I agree with your approach, its common for concrete anchors like other bolted connections to share load (so long as your interaction affects are taken into account).

However considering you have a cantilever column baseplate resisting an applied moment, I suggest you review column baseplate design. (Blodgett "Design of Welded Structures" Section 3.3-8) You have to look at the fact that your compressive force is a triangular pressure distributions. This affects the force-couple moment arm and tension loads in the bolts. Because you are so close, I'd recommend this exercise to verify you have a sufficient moment arm.

Jeff
Pipe Stress Analysis
Finite Element Analysis

 
and if you make your baseplate a tad thicker, you can eliminate the stiffeners... Thicker plate is far less costly than adding stiffeners.

Dik
 
Thanks for the replies. Unfortunately I don't have Blodgett's book, but I did use a base plate design guide through AccessEngineering (via ASME). I believe I am ok with the plate dimensions. Additionally, I changed the geometry of the baseplate to lower tension on the bolts and plan to use 1/2" plate, so some of the stiffeners were removed.
 
Can you remove them all? Generally cheaper, unless you have huge moments and members, to not use them even if they are an inch or inch and a half thick unless you have a kazillion of them.

Dik
 
I probably could remove them all, but I'm not concerned with the cost. I would rather have the extra stiffness just in case one of the maintenance guys tries to use this platform well in excess of my already conservative design.
 
MFJewell said:
My calcs shows a tensile load of 5655 pounds along the centerline of the anchor bolts.
...it would take 7125 pounds (0.71*3345*3) to pull out all three bolts.
...just in case one of the maintenance guys tries to use this platform well in excess of my already conservative design.

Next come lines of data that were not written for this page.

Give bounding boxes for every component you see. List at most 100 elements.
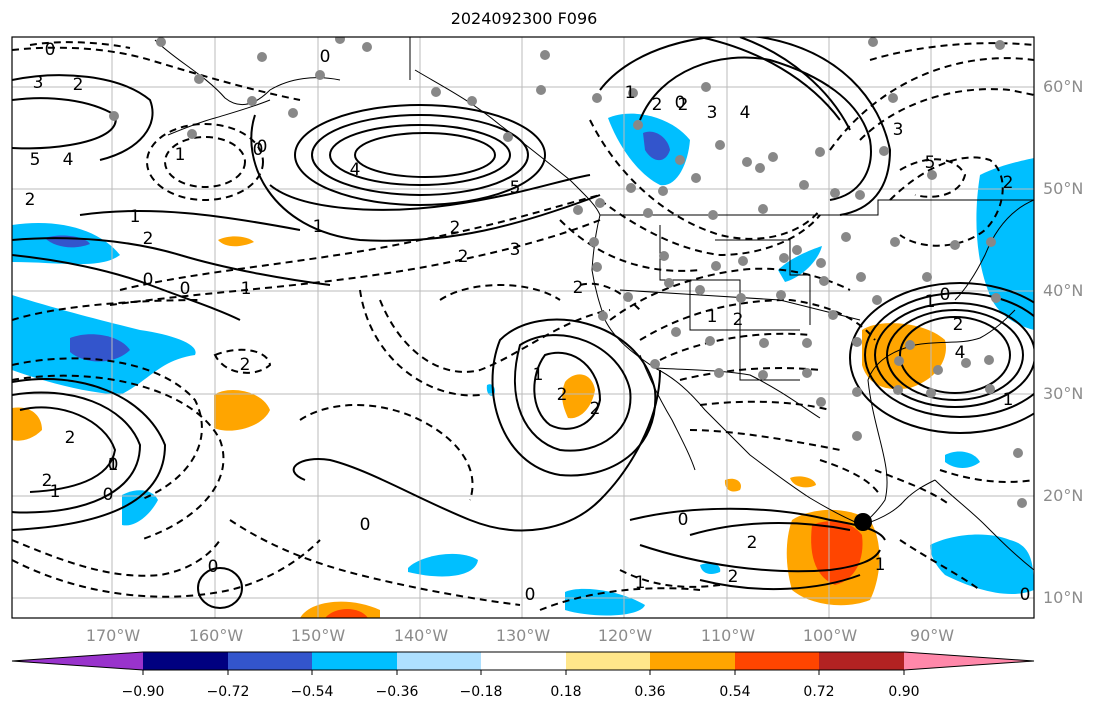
storm-center-marker: [854, 513, 872, 531]
colorbar-tick-label: 0.36: [634, 684, 666, 700]
lat-label: 20°N: [1043, 486, 1084, 505]
contour-label: 2: [557, 385, 568, 405]
contour-label: 2: [240, 355, 251, 375]
contour-label: 2: [747, 533, 758, 553]
lon-label: 150°W: [290, 626, 346, 645]
contour-label: 2: [450, 218, 461, 238]
lon-label: 170°W: [85, 626, 141, 645]
lon-label: 120°W: [597, 626, 653, 645]
contour-label: 0: [257, 137, 268, 157]
contour-label: 2: [953, 315, 964, 335]
colorbar-bin: [312, 652, 397, 670]
lat-label: 60°N: [1043, 77, 1084, 96]
contour-label: 0: [678, 510, 689, 530]
contour-label: 2: [1003, 173, 1014, 193]
contour-label: 2: [728, 567, 739, 587]
contour-label: 2: [42, 471, 53, 491]
graticule: [12, 37, 1034, 618]
contour-label: 0: [45, 40, 56, 60]
contours-dashed: [12, 41, 1034, 611]
contour-label: 0: [108, 455, 119, 475]
contour-label: 1: [707, 307, 718, 327]
contour-label: 2: [65, 428, 76, 448]
contour-label: 1: [635, 573, 646, 593]
contour-label: 1: [130, 207, 141, 227]
coastlines: [154, 37, 1034, 571]
lon-label: 90°W: [909, 626, 955, 645]
lat-label: 50°N: [1043, 179, 1084, 198]
lon-label: 110°W: [700, 626, 756, 645]
contour-label: 2: [678, 95, 689, 115]
shading-positive: [12, 236, 946, 618]
contour-label: 1: [175, 145, 186, 165]
colorbar-extend-low: [12, 652, 143, 670]
colorbar-tick-label: 0.72: [803, 684, 835, 700]
colorbar-bin: [397, 652, 481, 670]
contour-label: 0: [940, 285, 951, 305]
contour-label: 5: [510, 178, 521, 198]
contour-label: 2: [573, 278, 584, 298]
station-markers: [109, 37, 1027, 508]
contour-label: 0: [253, 140, 264, 160]
contour-label: 3: [510, 240, 521, 260]
colorbar-bin: [819, 652, 904, 670]
shading-negative: [12, 113, 1034, 616]
contour-label: 1: [925, 292, 936, 312]
colorbar-tick-label: −0.18: [459, 684, 503, 700]
contour-label: 2: [590, 399, 601, 419]
contour-label: 3: [707, 103, 718, 123]
colorbar-bin: [566, 652, 650, 670]
map-area: 0 3 2 5 4 1 2 0 1 4 5 2 1 0 2 2 3 2 2 1 …: [12, 37, 1034, 618]
contour-label: 0: [320, 47, 331, 67]
contour-label: 4: [350, 160, 361, 180]
map-frame: [11, 36, 1035, 619]
contour-label: 0: [208, 557, 219, 577]
contour-label: 1: [50, 482, 61, 502]
contour-label: 0: [103, 485, 114, 505]
contour-label: 4: [740, 103, 751, 123]
colorbar-tick-label: −0.54: [290, 684, 334, 700]
map-title: 2024092300 F096: [450, 9, 598, 28]
colorbar-tick-label: −0.36: [375, 684, 419, 700]
lat-label: 30°N: [1043, 384, 1084, 403]
contour-label: 2: [25, 190, 36, 210]
colorbar: [11, 651, 1035, 675]
colorbar-bin: [143, 652, 228, 670]
contour-label: 0: [180, 279, 191, 299]
colorbar-bin: [650, 652, 735, 670]
contour-label: 1: [108, 455, 119, 475]
contours-solid: [12, 37, 1034, 609]
contour-label: 4: [63, 150, 74, 170]
colorbar-bin: [735, 652, 819, 670]
colorbar-tick-label: 0.18: [550, 684, 582, 700]
contour-labels: 0 3 2 5 4 1 2 0 1 4 5 2 1 0 2 2 3 2 2 1 …: [25, 40, 1031, 605]
contour-label: 3: [893, 120, 904, 140]
contour-label: 0: [525, 585, 536, 605]
contour-label: 5: [925, 153, 936, 173]
colorbar-bin: [481, 652, 566, 670]
colorbar-tick-label: 0.90: [888, 684, 920, 700]
contour-label: 2: [458, 247, 469, 267]
contour-label: 1: [241, 279, 252, 299]
lon-label: 140°W: [393, 626, 449, 645]
lon-label: 100°W: [802, 626, 858, 645]
contour-label: 5: [30, 150, 41, 170]
contour-label: 2: [652, 95, 663, 115]
contour-label: 2: [143, 229, 154, 249]
contour-label: 1: [313, 217, 324, 237]
contour-label: 0: [675, 93, 686, 113]
contour-label: 0: [143, 270, 154, 290]
contour-label: 1: [533, 365, 544, 385]
contour-label: 3: [33, 73, 44, 93]
lon-label: 160°W: [188, 626, 244, 645]
contour-label: 2: [733, 310, 744, 330]
lon-label: 130°W: [495, 626, 551, 645]
contour-label: 4: [955, 343, 966, 363]
contour-label: 1: [875, 555, 886, 575]
colorbar-extend-high: [904, 652, 1034, 670]
colorbar-tick-label: −0.72: [206, 684, 250, 700]
contour-label: 1: [1003, 390, 1014, 410]
lat-label: 10°N: [1043, 588, 1084, 607]
colorbar-bin: [228, 652, 312, 670]
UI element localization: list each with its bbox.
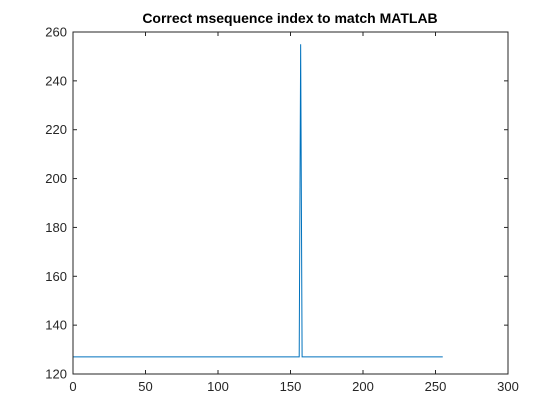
y-tick-label: 160 <box>45 269 67 284</box>
x-tick-label: 50 <box>138 379 152 394</box>
series-layer <box>73 44 443 358</box>
x-tick-label: 0 <box>69 379 76 394</box>
y-tick-label: 240 <box>45 73 67 88</box>
plot-area <box>73 32 508 374</box>
x-tick-label: 250 <box>425 379 447 394</box>
y-axis: 120 140 160 180 200 220 240 260 <box>45 25 508 382</box>
chart-title: Correct msequence index to match MATLAB <box>142 10 437 26</box>
y-tick-label: 220 <box>45 122 67 137</box>
series-line-0 <box>73 44 443 358</box>
y-tick-label: 180 <box>45 220 67 235</box>
x-tick-label: 150 <box>280 379 302 394</box>
x-axis: 0 50 100 150 200 250 300 <box>69 32 519 394</box>
y-tick-label: 200 <box>45 171 67 186</box>
y-tick-label: 260 <box>45 25 67 40</box>
x-tick-label: 100 <box>207 379 229 394</box>
x-tick-label: 200 <box>352 379 374 394</box>
x-tick-label: 300 <box>497 379 519 394</box>
y-tick-label: 140 <box>45 318 67 333</box>
y-tick-label: 120 <box>45 367 67 382</box>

Failure of one of the three bolts allows failure at design load.

At design load with all three bolts fully engaged: Safety Factor = 7125 lb. / 5655 lb. = 1.26

For safety purposes, say a scaffold is equivalent to an elevated platform. Scaffold Safety Factor = 4 is a widely accepted value.

1.26 SF < 4 SF

[idea]
[r2d2]
 
SlideRuleEra said:
For safety purposes, say a scaffold is equivalent to an elevated platform. Scaffold Safety Factor = 4 is a widely accepted value.

1.26 SF < 4 SF

Agreed. However, actual design load is 350 pounds plus dead weight of platform (so I already have an FS of 2 in my design load). Additionally, as I previously stated, I revised the geometry of the base plate to get tension bolt load lower. I am almost at 4 (it is like 3.8x).